At my last competetive shoot, I noticed a phenomenon that has become more pronounced lately. My groups are becoming wider than they are tall. There can be any number of reasons for this, but the basic mechanism is that my groupings have become shorter by a bit, but unhanged in width. One potential reason is that since I am shooting at silhouette shapes that are longer than they are tall, my sight picture is imprecise from side to side. Shown here is a target that would certainly have been a 10 if I had a bit of horizontal control.
While this is a pretty good target for me, I must admit that most of the people I shoot against have groups about 1/2 the size. I can't do much about my target shape, but I considered trying something the fine Black Powder Cartridge Rifle vendors use to tempt me out of my money. That thing is a bubble level.
Bubble levels aren't particularly expensive, but I'm not going to find one as a simple add on to my cobbed together front sight, so I decided to make a home "proof of concept" version before I went to the effort of mounting the real thing. I forsed the glass out of a cheap level and glued it in place with Shoe Goo. Shoe Goo used to be the best adhesive known to man when it was clear. Now it has been reformulated to black and is just OK, but it worked fine for this application.

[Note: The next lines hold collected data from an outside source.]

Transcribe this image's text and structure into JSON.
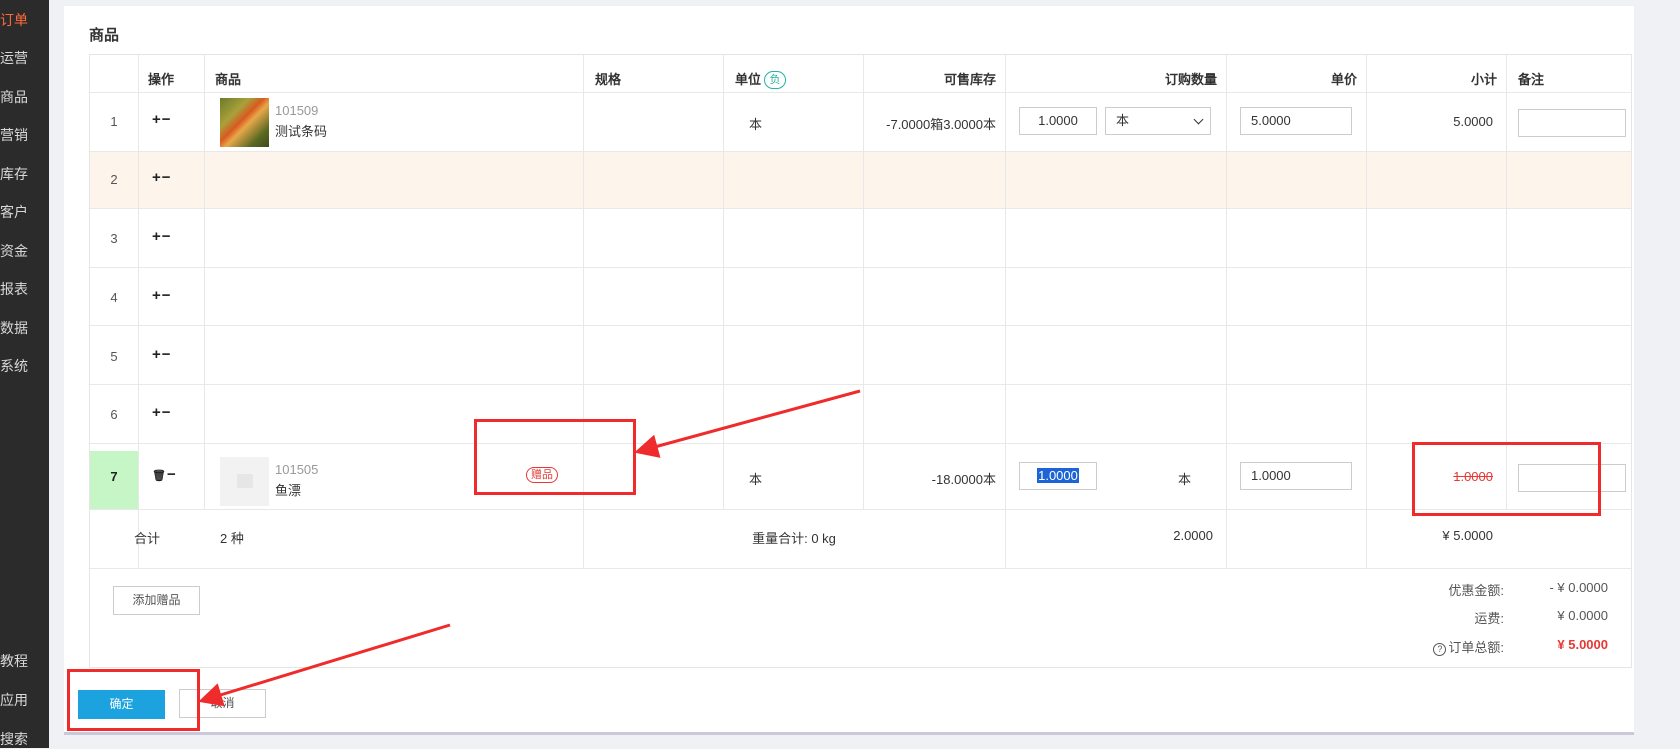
{
  "sidebar": {
    "items": [
      {
        "label": "订单",
        "active": true
      },
      {
        "label": "运营"
      },
      {
        "label": "商品"
      },
      {
        "label": "营销"
      },
      {
        "label": "库存"
      },
      {
        "label": "客户"
      },
      {
        "label": "资金"
      },
      {
        "label": "报表"
      },
      {
        "label": "数据"
      },
      {
        "label": "系统"
      }
    ],
    "bottom_items": [
      {
        "label": "教程"
      },
      {
        "label": "应用"
      },
      {
        "label": "搜索"
      }
    ]
  },
  "section_title": "商品",
  "table": {
    "headers": {
      "op": "操作",
      "product": "商品",
      "spec": "规格",
      "unit": "单位",
      "unit_badge": "负",
      "stock": "可售库存",
      "qty": "订购数量",
      "price": "单价",
      "subtotal": "小计",
      "remark": "备注"
    },
    "rows": [
      {
        "num": "1",
        "ops": "+−",
        "code": "101509",
        "name": "测试条码",
        "unit": "本",
        "stock": "-7.0000箱3.0000本",
        "qty": "1.0000",
        "qty_unit": "本",
        "price": "5.0000",
        "subtotal": "5.0000"
      },
      {
        "num": "2",
        "ops": "+−"
      },
      {
        "num": "3",
        "ops": "+−"
      },
      {
        "num": "4",
        "ops": "+−"
      },
      {
        "num": "5",
        "ops": "+−"
      },
      {
        "num": "6",
        "ops": "+−"
      },
      {
        "num": "7",
        "ops_trash": "🗑",
        "ops": "−",
        "code": "101505",
        "name": "鱼漂",
        "gift_tag": "赠品",
        "unit": "本",
        "stock": "-18.0000本",
        "qty": "1.0000",
        "qty_unit": "本",
        "price": "1.0000",
        "subtotal": "1.0000"
      }
    ],
    "total_row": {
      "label": "合计",
      "kinds": "2 种",
      "weight": "重量合计: 0 kg",
      "qty": "2.0000",
      "amount": "¥ 5.0000"
    }
  },
  "summary": {
    "add_gift_button": "添加赠品",
    "discount_label": "优惠金额:",
    "discount_value": "- ¥ 0.0000",
    "shipping_label": "运费:",
    "shipping_value": "¥ 0.0000",
    "help_icon": "?",
    "total_label": "订单总额:",
    "total_value": "¥ 5.0000"
  },
  "actions": {
    "confirm": "确定",
    "cancel": "取消"
  },
  "colors": {
    "sidebar_bg": "#2b2b2b",
    "active": "#ff6a3d",
    "primary": "#1ca3df",
    "annotation": "#ef2b2b",
    "row_highlight": "#fdf5ec",
    "row7_num_bg": "#c6f5c6"
  }
}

My first observation was that with clear liquid, I wasn't going to be able to see the witness marks at all. As it turned out, it was quite easy to gauge level using the cross hair that holds the center aperture. The next task was to get an estimate of how much angular variation I was getting. I set the rifle up on a stand and measured the cant from dead center to the bubble fully off to the side (edge of bubble on the centerline) That came right to 4 degrees. Next, I got on one of the free web-based ballistic calculators, and with a few reasoned estimates for muzzle velocity and ballistic coefficient, I
had the bullet drop at a number of ranges for my gun. I zeroed the inputs so it reads as if the gun is pointed perfectly horizontal at the center of the target.
The numbers go like this:
Range |
Drop |
Offset at 4 degree cant |
0 |
0 |
0.00 |
50 |
2.9 |
0.20 |
100 |
11.5 |
0.80 |
150 |
26.33 |
1.84 |
200 |
47.9 |
3.34 |
250 |
76.71 |
5.35 |
300 |
113.24 |
7.90 |
350 |
157.93 |
11.02 |
400 |
211.22 |
14.73 |
450 |
273.51 |
19.08 |
500 |
345.18 |
24.08 |
550 |
426.6 |
29.76 |
600 |
518.12 |
36.14 |
The offset numbers are simply a calculation of the length of the opposite (sine) leg of a triangle with the bullet drop as the hypotenuse.
As you can see, at 200 yards, a 4 degree cant amounts to 3.34" offset. I figure my normal variation is about half this, but it could be in both directions, so it adds up to some real numbers.
The next step was to do some physical testing. Off to the range. I shot 2 groups of 10 rounds each at an identical round target and each with the same sight setting. The first group was shot with the bubble as centered as I could make it. The second was with the bubble off to the side the 4 degrees mentioned previously. When all was said, done, and measured, the difference in the two groups was 4.28" in the horizontal direction. This is a bit more than expected, but certainly in the ballpark. They were almost identical in the vertical direction, which is to be expected.
One additional positive in all this is it gives a stable way to adjust for wind variation. The traditional method for wind doping is to set up the sights for whatever the "standard" wind conditions are that day, and then just wait for the wind to match those conditions and take your shot. On a blustery day, those conditions may not come along often enough and some sight adjustment and guesswork occurs. By knowing how much offset I get from a certain cant, I can quickly and accurately "lean in" some Kentucky Windage and not have any sight fiddling involved. It allows me to leave my sight picture unchanged and I always have a perfect "zero shot" when wind returns to normal.